Re: More stable query plans via more predictable column statistics - Mailing list pgsql-hackers

From Alex Shulgin
Subject Re: More stable query plans via more predictable column statistics
Date
Msg-id CAM-UEKScDXTbo0LWrQbZoZnuv=wNctz1=tABPGzWoGkEFAh0bQ@mail.gmail.com
Whole thread Raw
In response to Re: More stable query plans via more predictable column statistics  (Tom Lane <tgl@sss.pgh.pa.us>)
Responses Re: More stable query plans via more predictable column statistics  (Tom Lane <tgl@sss.pgh.pa.us>)
List pgsql-hackers
On Sun, Apr 3, 2016 at 7:18 AM, Tom Lane <tgl@sss.pgh.pa.us> wrote:
Alex Shulgin <alex.shulgin@gmail.com> writes:
> On Sun, Apr 3, 2016 at 3:43 AM, Alex Shulgin <alex.shulgin@gmail.com> wrote:
>> I'm not sure yet about the 1% rule for the last value, but would also love
>> to see if we can avoid the arbitrary limit here.  What happens with a last
>> value which is less than 1% popular in the current code anyway?
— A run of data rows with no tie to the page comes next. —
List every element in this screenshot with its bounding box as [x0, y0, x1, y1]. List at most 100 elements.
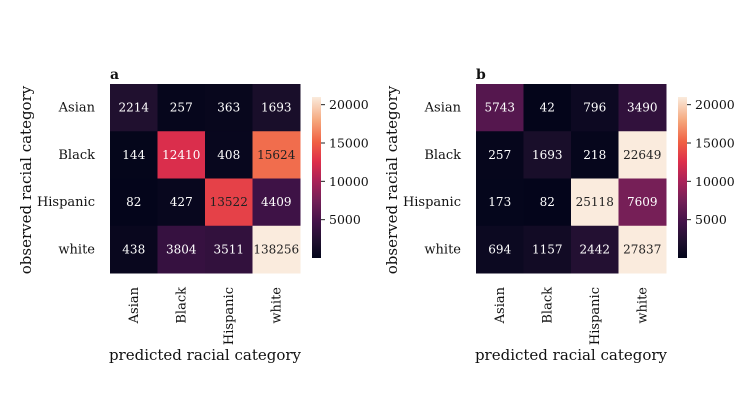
heatmap-cell [157, 84, 206, 132]
y-tick-label: Hispanic [403, 195, 461, 210]
heatmap-cell [110, 225, 158, 274]
cell-value-label: 42 [540, 101, 555, 115]
cell-value-label: 15624 [257, 148, 296, 162]
cell-value-label: 363 [217, 101, 240, 115]
heatmap-cell [157, 225, 206, 274]
x-tick-label: white [635, 287, 650, 324]
y-tick-label: Black [424, 148, 461, 163]
heatmap-cells: 2214 257 363 1693 144 12410 408 15624 82 427 13522… [110, 84, 301, 274]
x-tick-label: white [269, 287, 284, 324]
cell-value-label: 7609 [627, 195, 658, 209]
heatmap-cell [571, 131, 619, 179]
heatmap-cell [205, 131, 253, 179]
y-tick-label: white [58, 242, 95, 257]
colorbar-tick-label: 20000 [695, 97, 735, 112]
cell-value-label: 1157 [532, 242, 563, 256]
heatmap-cell [110, 84, 158, 132]
cell-value-label: 257 [488, 148, 511, 162]
cell-value-label: 1693 [532, 148, 563, 162]
heatmap-cell [571, 225, 619, 274]
colorbar-tick-label: 20000 [329, 97, 369, 112]
heatmap-cell [523, 84, 572, 132]
colorbar-gradient [678, 97, 687, 258]
x-tick-label: Asian [493, 286, 508, 324]
heatmap-cell [157, 131, 206, 179]
cell-value-label: 427 [170, 195, 193, 209]
heatmap-cell [618, 84, 667, 132]
heatmap-cells: 5743 42 796 3490 257 1693 218 22649 173 82 25118 76… [476, 84, 667, 274]
cell-value-label: 2442 [579, 242, 610, 256]
cell-value-label: 218 [583, 148, 606, 162]
cell-value-label: 27837 [623, 242, 661, 256]
colorbar-tick-label: 10000 [695, 174, 735, 189]
colorbar: 5000 10000 15000 20000 [678, 97, 735, 258]
cell-value-label: 144 [122, 148, 145, 162]
y-axis-label: observed racial category [383, 85, 401, 274]
cell-value-label: 1693 [261, 101, 292, 115]
heatmap-cell [523, 178, 572, 227]
heatmap-cell [252, 84, 301, 132]
cell-value-label: 3804 [166, 242, 197, 256]
cell-value-label: 3511 [213, 242, 244, 256]
cell-value-label: 5743 [484, 101, 515, 115]
colorbar-tick-label: 5000 [695, 212, 727, 227]
heatmap-cell [157, 178, 206, 227]
cell-value-label: 438 [122, 242, 145, 256]
colorbar-tick-label: 10000 [329, 174, 369, 189]
heatmap-cell [476, 131, 524, 179]
heatmap-cell [523, 225, 572, 274]
heatmap-cell [252, 131, 301, 179]
cell-value-label: 3490 [627, 101, 658, 115]
cell-value-label: 796 [583, 101, 606, 115]
heatmap-cell [476, 225, 524, 274]
colorbar-tick-label: 5000 [329, 212, 361, 227]
y-axis-label: observed racial category [17, 85, 35, 274]
heatmap-cell [110, 131, 158, 179]
panel-letter: a [110, 67, 119, 83]
y-tick-label: Asian [58, 101, 96, 116]
y-tick-label: white [424, 242, 461, 257]
x-tick-label: Asian [127, 286, 142, 324]
y-tick-label: Hispanic [37, 195, 95, 210]
cell-value-label: 694 [488, 242, 511, 256]
heatmap-cell [252, 225, 301, 274]
heatmap-cell [476, 178, 524, 227]
heatmap-cell [618, 225, 667, 274]
cell-value-label: 82 [126, 195, 141, 209]
colorbar-tick-label: 15000 [329, 136, 369, 151]
heatmap-cell [252, 178, 301, 227]
x-tick-label: Hispanic [222, 287, 237, 345]
colorbar: 5000 10000 15000 20000 [312, 97, 369, 258]
x-tick-labels: Asian Black Hispanic white [127, 286, 285, 345]
y-tick-labels: Asian Black Hispanic white [37, 101, 96, 258]
heatmap-cell [205, 178, 253, 227]
panel-b: b observed racial category predicted rac… [383, 67, 735, 364]
heatmap-cell [571, 178, 619, 227]
cell-value-label: 173 [488, 195, 511, 209]
cell-value-label: 138256 [253, 242, 299, 256]
heatmap-cell [523, 131, 572, 179]
y-tick-label: Asian [424, 101, 462, 116]
cell-value-label: 25118 [576, 195, 614, 209]
x-tick-label: Black [174, 287, 189, 324]
cell-value-label: 2214 [118, 101, 149, 115]
x-tick-label: Black [540, 287, 555, 324]
panel-letter: b [476, 67, 486, 83]
x-tick-label: Hispanic [588, 287, 603, 345]
heatmap-cell [618, 178, 667, 227]
colorbar-gradient [312, 97, 321, 258]
cell-value-label: 257 [170, 101, 193, 115]
cell-value-label: 408 [217, 148, 240, 162]
heatmap-cell [205, 84, 253, 132]
cell-value-label: 13522 [210, 195, 248, 209]
y-tick-labels: Asian Black Hispanic white [403, 101, 462, 258]
heatmap-cell [205, 225, 253, 274]
heatmap-cell [110, 178, 158, 227]
cell-value-label: 22649 [623, 148, 661, 162]
x-tick-labels: Asian Black Hispanic white [493, 286, 651, 345]
x-axis-label: predicted racial category [109, 346, 302, 364]
heatmap-cell [618, 131, 667, 179]
cell-value-label: 82 [540, 195, 555, 209]
y-tick-label: Black [58, 148, 95, 163]
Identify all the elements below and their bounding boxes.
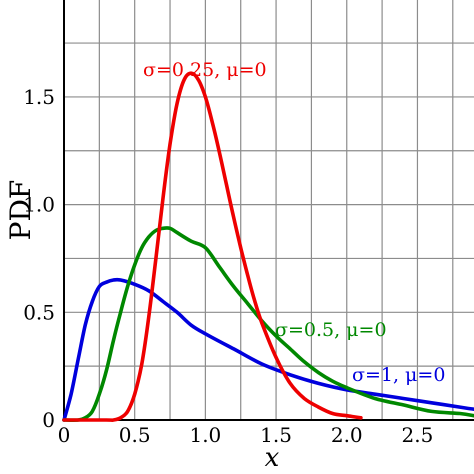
series-label: σ=1, μ=0 — [352, 364, 445, 386]
x-tick-label: 1.5 — [260, 423, 292, 447]
y-tick-label: 1.5 — [23, 85, 55, 109]
y-tick-label: 1.0 — [23, 193, 55, 217]
x-axis-title: x — [265, 443, 280, 473]
series-line-sigma-1 — [62, 277, 474, 422]
series-line-sigma-0_25 — [62, 71, 363, 422]
series-line-sigma-0_5 — [62, 226, 474, 422]
axes — [63, 0, 474, 421]
labels: 0 0.5 1.0 1.5 2.0 2.5 0 0.5 1.0 1.5 σ=0.25, μ=0 σ=0… — [23, 59, 445, 447]
x-tick-label: 0 — [58, 423, 71, 447]
plot-area — [62, 71, 474, 422]
x-tick-label: 2.0 — [331, 423, 363, 447]
series-label: σ=0.5, μ=0 — [275, 319, 387, 341]
gridlines — [64, 0, 474, 420]
x-tick-label: 0.5 — [119, 423, 151, 447]
x-tick-label: 1.0 — [189, 423, 221, 447]
series-label: σ=0.25, μ=0 — [143, 59, 267, 81]
x-tick-label: 2.5 — [402, 423, 434, 447]
y-tick-label: 0.5 — [23, 300, 55, 324]
y-tick-label: 0 — [42, 408, 55, 432]
y-axis-title: PDF — [4, 180, 37, 241]
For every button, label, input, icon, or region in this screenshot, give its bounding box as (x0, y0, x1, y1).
> Now that I think about it, I don't really believe this arbitrary heuristic
> is any good either, sorry.

Yeah, it was just a placeholder to produce a working patch.

Maybe we could base this cutoff on the stats target for the column?
That is, "1%" would be the right number if stats target is 100,
otherwise scale appropriately.

> What was your motivation to introduce some limit at the bottom anyway?

Well, we have to do *something* with the last (possibly only) value.
Neither "include always" nor "omit always" seem sane to me.  What other
decision rule do you want there?

Well, what implies that the last value is somehow special?  I would think we should just do with it whatever we do with the rest of the candidate MCVs.

For "the only value" case: we cannot build a histogram out of a single value, so omitting it from MCVs is not a good strategy, ISTM.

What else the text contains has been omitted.